New materials and techniques have been introduced to increase the potential for successful outcomes to create a better interface between the walls and the root canal filling material to decrease the leakage.
This study showed that, none of the root canal filling materials and sealers exhibited a complete sealing. However, teeth filled with gutta percha by cold lateral condensation technique exhibited the least apical leakage
and was found to be the best root canal filling material when compared to the teeth filled with other techniques. Teeth filled with gutta percha using thermafill technique showed a considerable amount of apical leakage, however, the worst apical sealing was seen in the teeth filled with resilon and epiphany sealer.

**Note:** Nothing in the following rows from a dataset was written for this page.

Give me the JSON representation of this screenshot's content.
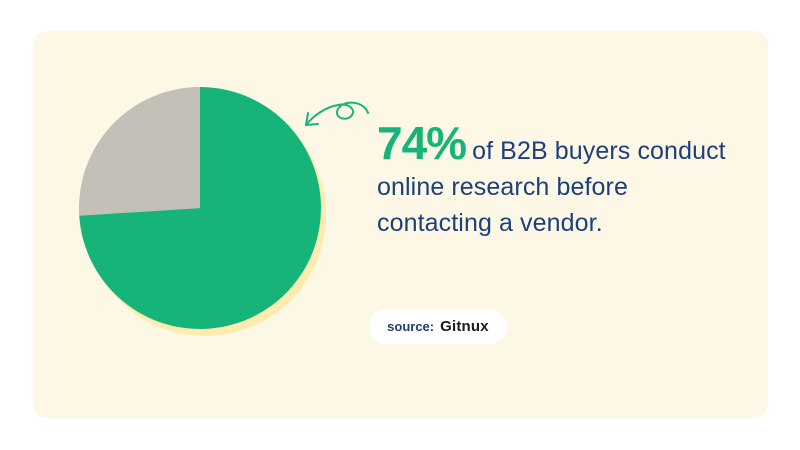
{
  "chart_data": {
    "type": "pie",
    "slices": [
      {
        "value": 74,
        "color": "#17b47a"
      },
      {
        "value": 26,
        "color": "#c3c1b7"
      }
    ],
    "shadow_color": "#fdebb0"
  },
  "headline": {
    "percent": "74%",
    "text": "of B2B buyers conduct online research before contacting a vendor."
  },
  "source": {
    "label": "source:",
    "brand": "Gitnux"
  },
  "colors": {
    "background": "#fdf8e6",
    "accent": "#17b47a",
    "text": "#1d3f7a"
  }
}
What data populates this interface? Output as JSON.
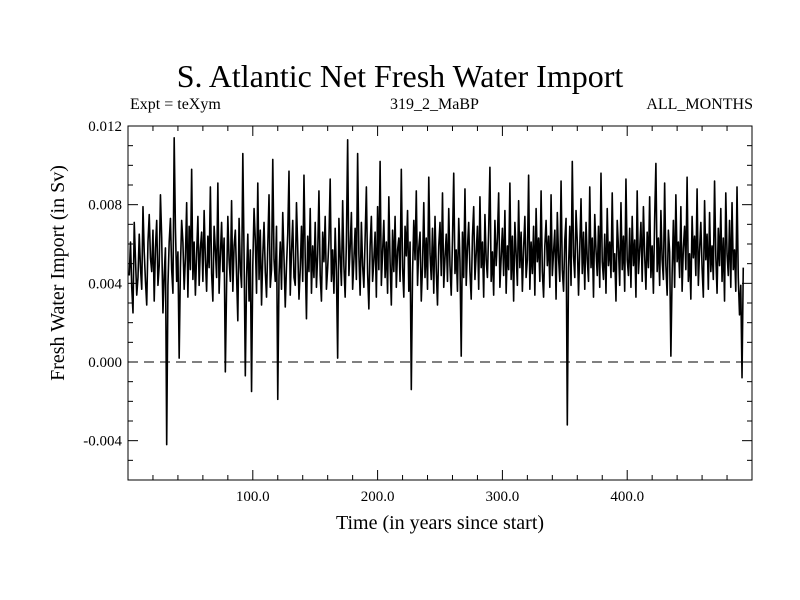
{
  "chart_data": {
    "type": "line",
    "title": "S. Atlantic Net Fresh Water Import",
    "subtitles": {
      "left": "Expt = teXym",
      "center": "319_2_MaBP",
      "right": "ALL_MONTHS"
    },
    "xlabel": "Time (in years since start)",
    "ylabel": "Fresh Water Import (in Sv)",
    "xlim": [
      0,
      500
    ],
    "ylim": [
      -0.006,
      0.012
    ],
    "x_ticks": [
      100,
      200,
      300,
      400
    ],
    "x_tick_labels": [
      "100.0",
      "200.0",
      "300.0",
      "400.0"
    ],
    "y_ticks": [
      -0.004,
      0.0,
      0.004,
      0.008,
      0.012
    ],
    "y_tick_labels": [
      "-0.004",
      "0.000",
      "0.004",
      "0.008",
      "0.012"
    ],
    "reference_line": {
      "y": 0.0,
      "style": "dashed"
    },
    "grid": false,
    "line_color": "#000000",
    "series": [
      {
        "x_start": 1,
        "x_step": 1,
        "values": [
          0.0044,
          0.0061,
          0.0038,
          0.0025,
          0.0071,
          0.0052,
          0.0034,
          0.0043,
          0.0065,
          0.0048,
          0.0037,
          0.0079,
          0.0056,
          0.0041,
          0.0029,
          0.0061,
          0.0075,
          0.0053,
          0.0046,
          0.0067,
          0.0031,
          0.0058,
          0.0072,
          0.0039,
          0.0049,
          0.0085,
          0.0063,
          0.0025,
          0.0044,
          0.0058,
          -0.0042,
          0.0039,
          0.0061,
          0.0073,
          0.0047,
          0.0035,
          0.0114,
          0.0068,
          0.0041,
          0.0056,
          0.0002,
          0.0048,
          0.0072,
          0.0061,
          0.0037,
          0.0053,
          0.0081,
          0.0033,
          0.0069,
          0.0047,
          0.0098,
          0.0042,
          0.0061,
          0.0034,
          0.0055,
          0.0074,
          0.0039,
          0.0058,
          0.0066,
          0.0041,
          0.0077,
          0.0052,
          0.0036,
          0.0064,
          0.0048,
          0.0089,
          0.0045,
          0.0031,
          0.0069,
          0.0057,
          0.0043,
          0.0091,
          0.0035,
          0.0054,
          0.0071,
          0.0046,
          0.0063,
          -0.0005,
          0.0039,
          0.0074,
          0.0052,
          0.0041,
          0.0082,
          0.0036,
          0.0059,
          0.0067,
          0.0044,
          0.0021,
          0.0073,
          0.0048,
          0.0038,
          0.0106,
          0.0055,
          -0.0007,
          0.0043,
          0.0065,
          0.0031,
          0.0057,
          -0.0015,
          0.0049,
          0.0078,
          0.0062,
          0.0035,
          0.0091,
          0.0042,
          0.0067,
          0.0029,
          0.0054,
          0.0071,
          0.0046,
          0.0033,
          0.0059,
          0.0085,
          0.0038,
          0.0047,
          0.0103,
          0.0052,
          0.0041,
          0.0069,
          -0.0019,
          0.0044,
          0.0061,
          0.0037,
          0.0076,
          0.0053,
          0.0028,
          0.0049,
          0.0065,
          0.0097,
          0.0034,
          0.0056,
          0.0072,
          0.0043,
          0.0039,
          0.0081,
          0.0058,
          0.0032,
          0.0047,
          0.0069,
          0.0041,
          0.0095,
          0.0053,
          0.0022,
          0.0064,
          0.0046,
          0.0078,
          0.0035,
          0.0059,
          0.0043,
          0.0071,
          0.0038,
          0.0055,
          0.0087,
          0.0044,
          0.0031,
          0.0066,
          0.0051,
          0.0074,
          0.0037,
          0.0048,
          0.0062,
          0.0093,
          0.0041,
          0.0057,
          0.0035,
          0.0068,
          0.0046,
          0.0002,
          0.0073,
          0.0054,
          0.0039,
          0.0082,
          0.0049,
          0.0033,
          0.0061,
          0.0113,
          0.0044,
          0.0058,
          0.0076,
          0.0037,
          0.0052,
          0.0068,
          0.0042,
          0.0106,
          0.0055,
          0.0034,
          0.0071,
          0.0049,
          0.0038,
          0.0063,
          0.0089,
          0.0045,
          0.0027,
          0.0059,
          0.0074,
          0.0041,
          0.0052,
          0.0066,
          0.0033,
          0.0079,
          0.0047,
          0.0102,
          0.0039,
          0.0056,
          0.0072,
          0.0043,
          0.0061,
          0.0035,
          0.0084,
          0.0051,
          0.0029,
          0.0067,
          0.0046,
          0.0074,
          0.0038,
          0.0057,
          0.0063,
          0.0041,
          0.0098,
          0.0048,
          0.0033,
          0.0069,
          0.0054,
          0.0077,
          0.0036,
          0.0061,
          -0.0014,
          0.0045,
          0.0072,
          0.0052,
          0.0087,
          0.0039,
          0.0058,
          0.0066,
          0.0031,
          0.0049,
          0.0081,
          0.0043,
          0.0063,
          0.0037,
          0.0094,
          0.0055,
          0.0042,
          0.0068,
          0.0035,
          0.0074,
          0.0047,
          0.0029,
          0.0059,
          0.0071,
          0.0044,
          0.0086,
          0.0038,
          0.0053,
          0.0065,
          0.0041,
          0.0078,
          0.0049,
          0.0034,
          0.0062,
          0.0096,
          0.0045,
          0.0057,
          0.0036,
          0.0073,
          0.0051,
          0.0003,
          0.0066,
          0.0043,
          0.0088,
          0.0039,
          0.0058,
          0.0071,
          0.0046,
          0.0032,
          0.0064,
          0.0079,
          0.0042,
          0.0055,
          0.0069,
          0.0037,
          0.0084,
          0.0048,
          0.0061,
          0.0033,
          0.0075,
          0.0052,
          0.0043,
          0.0067,
          0.0099,
          0.0041,
          0.0056,
          0.0034,
          0.0072,
          0.0049,
          0.0063,
          0.0086,
          0.0038,
          0.0053,
          0.0068,
          0.0044,
          0.0077,
          0.0035,
          0.0059,
          0.0047,
          0.0091,
          0.0042,
          0.0064,
          0.0031,
          0.0071,
          0.0055,
          0.0039,
          0.0082,
          0.0048,
          0.0066,
          0.0036,
          0.0058,
          0.0074,
          0.0043,
          0.0052,
          0.0095,
          0.0037,
          0.0061,
          0.0045,
          0.0069,
          0.0034,
          0.0078,
          0.0051,
          0.0063,
          0.0041,
          0.0087,
          0.0046,
          0.0033,
          0.0059,
          0.0072,
          0.0049,
          0.0064,
          0.0038,
          0.0085,
          0.0044,
          0.0056,
          0.0067,
          0.0032,
          0.0076,
          0.0053,
          0.0041,
          0.0092,
          0.0047,
          0.0036,
          0.0062,
          0.0073,
          -0.0032,
          0.0048,
          0.0069,
          0.0039,
          0.0102,
          0.0054,
          0.0043,
          0.0077,
          0.0061,
          0.0034,
          0.0058,
          0.0083,
          0.0045,
          0.0066,
          0.0037,
          0.0071,
          0.0052,
          0.0041,
          0.0089,
          0.0048,
          0.0063,
          0.0033,
          0.0075,
          0.0057,
          0.0044,
          0.0069,
          0.0038,
          0.0096,
          0.0051,
          0.0042,
          0.0065,
          0.0035,
          0.0078,
          0.0049,
          0.0061,
          0.0043,
          0.0086,
          0.0046,
          0.0055,
          0.0031,
          0.0072,
          0.0058,
          0.0039,
          0.0081,
          0.0047,
          0.0064,
          0.0036,
          0.0093,
          0.0052,
          0.0044,
          0.0068,
          0.0038,
          0.0074,
          0.0049,
          0.0062,
          0.0033,
          0.0087,
          0.0045,
          0.0057,
          0.0071,
          0.0041,
          0.0079,
          0.0054,
          0.0037,
          0.0066,
          0.0048,
          0.0084,
          0.0043,
          0.0059,
          0.0035,
          0.0073,
          0.0101,
          0.0046,
          0.0063,
          0.0039,
          0.0077,
          0.0052,
          0.0042,
          0.0091,
          0.0049,
          0.0034,
          0.0067,
          0.0056,
          0.0003,
          0.0045,
          0.0072,
          0.0038,
          0.0085,
          0.0051,
          0.0061,
          0.0043,
          0.0079,
          0.0036,
          0.0058,
          0.0069,
          0.0047,
          0.0094,
          0.0041,
          0.0055,
          0.0032,
          0.0074,
          0.0053,
          0.0064,
          0.0044,
          0.0088,
          0.0039,
          0.0057,
          0.0071,
          0.0048,
          0.0033,
          0.0082,
          0.0052,
          0.0065,
          0.0037,
          0.0076,
          0.0046,
          0.0059,
          0.0042,
          0.0092,
          0.0054,
          0.0035,
          0.0068,
          0.0049,
          0.0078,
          0.0041,
          0.0063,
          0.0031,
          0.0086,
          0.0055,
          0.0044,
          0.0072,
          0.0038,
          0.0081,
          0.0047,
          0.0057,
          0.0036,
          0.0089,
          0.0043,
          0.0024,
          0.0039,
          -0.0008,
          0.0048
        ]
      }
    ]
  }
}
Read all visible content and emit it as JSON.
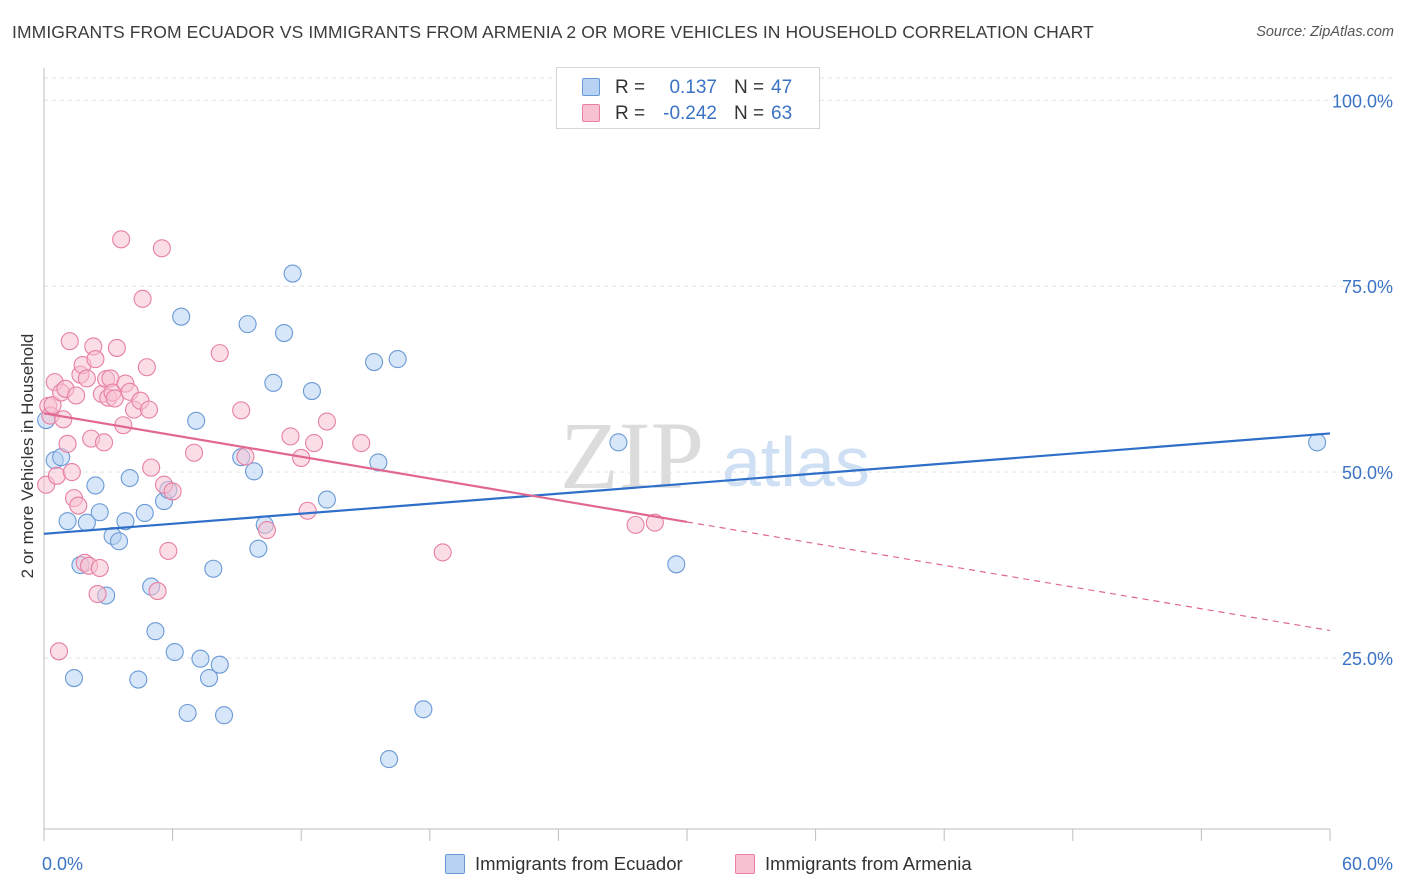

When compared to previous studies, this study showed a significant difference in the results, previous studies state that the teeth filled with resilon and epiphany sealer show significantly less apical leakage than those filled with gutta percha.” This study on the other hand, proves that teeth filled with gutta percha show significantly less apical leakage when compared to the teeth filled with resilon and epiphany sealer.
One explanation being for the possible failure of resilon / epiphany system is the shrinkage stresses that occur during curing of the resin material which can actually dislocate the newly bonded surfaces leading to incomplete sealing of the root canal system, which is described by Fielzer and othersn‘ll as the ratio (configuration factor, or C-factor) of surface area of the fixed walls bounding the tooth preparation versus unbounded walls. As the value of the C-factor is great in this case, increased polymerization shrinkage results in an incomplete sealing of the root canal system, leading to a greater leakage into the root canal system.
Although new materials and techniques have been introduced to create a better sealing of the root canals systems, gutta percha has proven itself over time as a successful root canal filling material and still remains the best root canal filling material showing the least apical leakage.
However, the new obturation materials and techniques still require a lot of time to be investigated further to be able to replace gutta percha as a prime root canal filling material.